Kotter argues that no amount of rational, business case analysis will get people to change. You have to get them to see the problem, feel the consequences and change.
- See the problems that are hobbling the business in an emotional way. In a hospital it might be the patient who died unnecessarily of a medical mistake. In a manufacturing company it might be the loss of a major customer because of quality problems. Ask yourself: Where's the pain?
- Feel the pain. How do we get people to feel the pain so acutely that they overcome their hesitation and become incensed enough to get involved.
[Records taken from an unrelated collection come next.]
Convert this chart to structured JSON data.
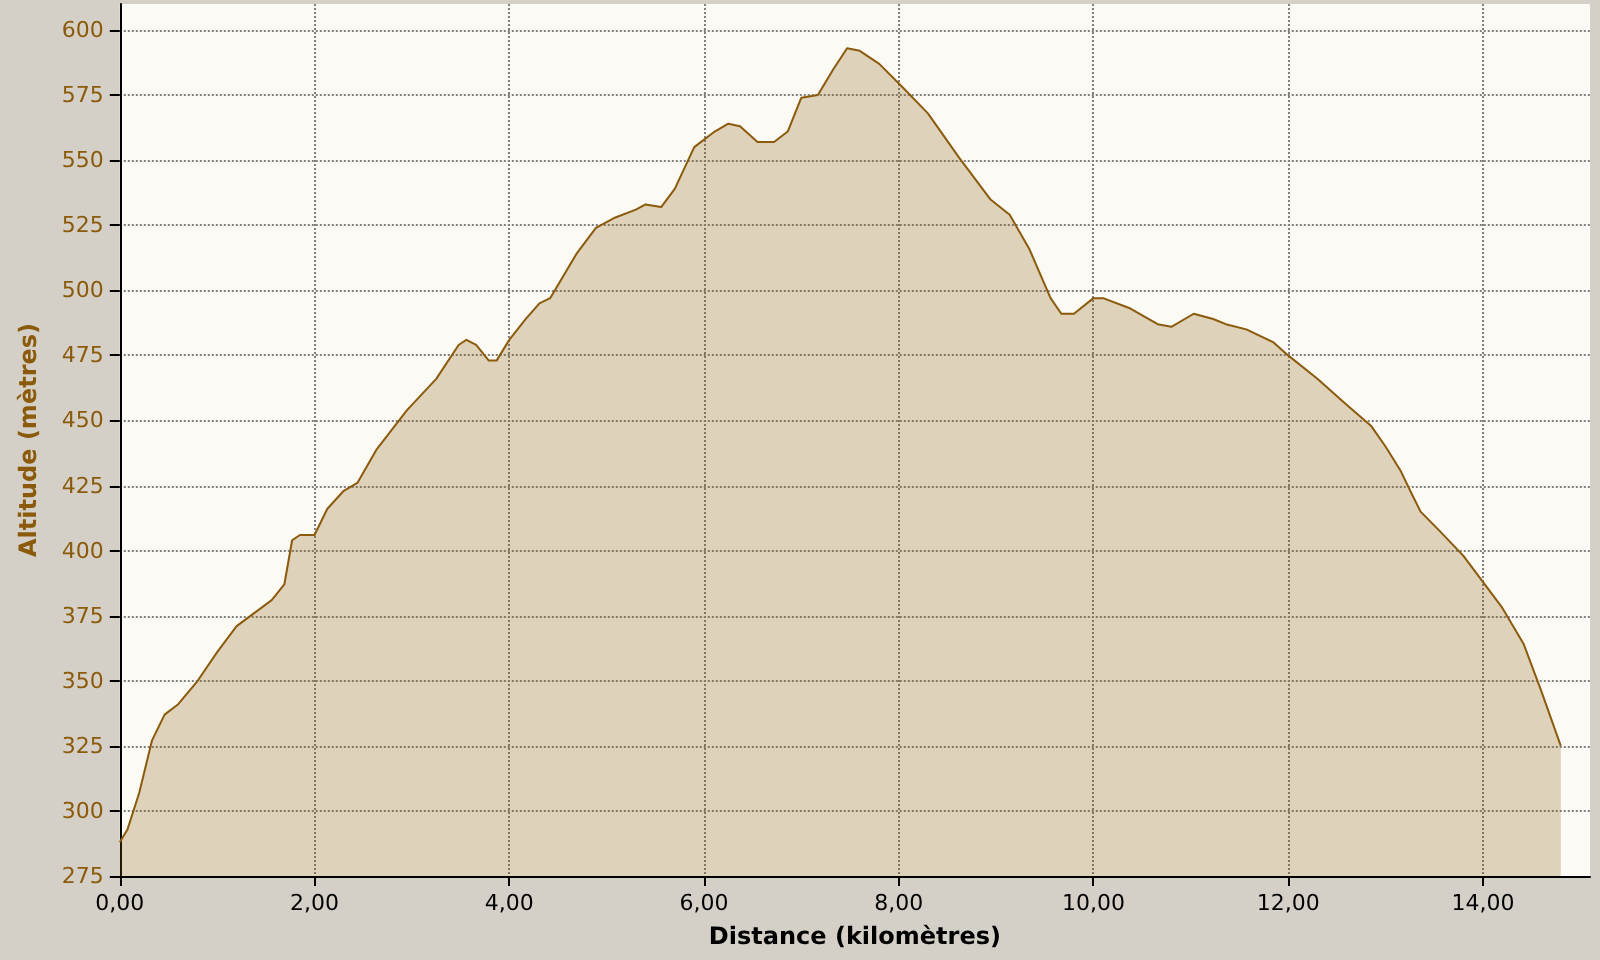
{
  "chart_data": {
    "type": "area",
    "xlabel": "Distance (kilomètres)",
    "ylabel": "Altitude (mètres)",
    "xlim": [
      0,
      15.1
    ],
    "ylim": [
      275,
      610
    ],
    "xticks": [
      {
        "value": 0,
        "label": "0,00"
      },
      {
        "value": 2,
        "label": "2,00"
      },
      {
        "value": 4,
        "label": "4,00"
      },
      {
        "value": 6,
        "label": "6,00"
      },
      {
        "value": 8,
        "label": "8,00"
      },
      {
        "value": 10,
        "label": "10,00"
      },
      {
        "value": 12,
        "label": "12,00"
      },
      {
        "value": 14,
        "label": "14,00"
      }
    ],
    "yticks": [
      275,
      300,
      325,
      350,
      375,
      400,
      425,
      450,
      475,
      500,
      525,
      550,
      575,
      600
    ],
    "grid": true,
    "marker": "none",
    "line_style": "solid",
    "series": [
      {
        "color": "#8b5a0a",
        "x": [
          0.0,
          0.08,
          0.2,
          0.33,
          0.46,
          0.6,
          0.8,
          1.0,
          1.2,
          1.38,
          1.56,
          1.69,
          1.77,
          1.85,
          2.0,
          2.13,
          2.3,
          2.44,
          2.64,
          2.95,
          3.25,
          3.48,
          3.56,
          3.66,
          3.79,
          3.87,
          4.0,
          4.17,
          4.31,
          4.42,
          4.69,
          4.89,
          5.09,
          5.3,
          5.4,
          5.56,
          5.7,
          5.9,
          6.11,
          6.25,
          6.37,
          6.55,
          6.72,
          6.86,
          7.0,
          7.17,
          7.33,
          7.47,
          7.6,
          7.8,
          8.04,
          8.3,
          8.62,
          8.94,
          9.14,
          9.34,
          9.56,
          9.67,
          9.8,
          10.0,
          10.1,
          10.38,
          10.66,
          10.8,
          11.03,
          11.23,
          11.36,
          11.57,
          11.85,
          12.0,
          12.3,
          12.6,
          12.85,
          13.0,
          13.15,
          13.28,
          13.36,
          13.57,
          13.8,
          14.0,
          14.2,
          14.42,
          14.6,
          14.8
        ],
        "values": [
          288,
          293,
          307,
          327,
          337,
          341,
          350,
          361,
          371,
          376,
          381,
          387,
          404,
          406,
          406,
          416,
          423,
          426,
          439,
          454,
          466,
          479,
          481,
          479,
          473,
          473,
          481,
          489,
          495,
          497,
          514,
          524,
          528,
          531,
          533,
          532,
          539,
          555,
          561,
          564,
          563,
          557,
          557,
          561,
          574,
          575,
          585,
          593,
          592,
          587,
          578,
          568,
          551,
          535,
          529,
          516,
          497,
          491,
          491,
          497,
          497,
          493,
          487,
          486,
          491,
          489,
          487,
          485,
          480,
          475,
          466,
          456,
          448,
          440,
          431,
          421,
          415,
          407,
          398,
          388,
          378,
          364,
          346,
          325
        ]
      }
    ]
  }
}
- Change of heart. Feeling the pain and envisioning the gain will help employees engage in Lean Six Sigma.
Here's my point:
Lean Six Sigma is easy. Getting employees engaged in the change is key to transforming a culture to quality. And it's often done one employee at a time by getting them to see and feel the problems and opportunities in such a way that they start to want to change. When you give them a method like Lean Six Sigma and support them in successfully implementing improvements to create ongoing wins, the culture will shift. It won't happen over night, but it will happen over time.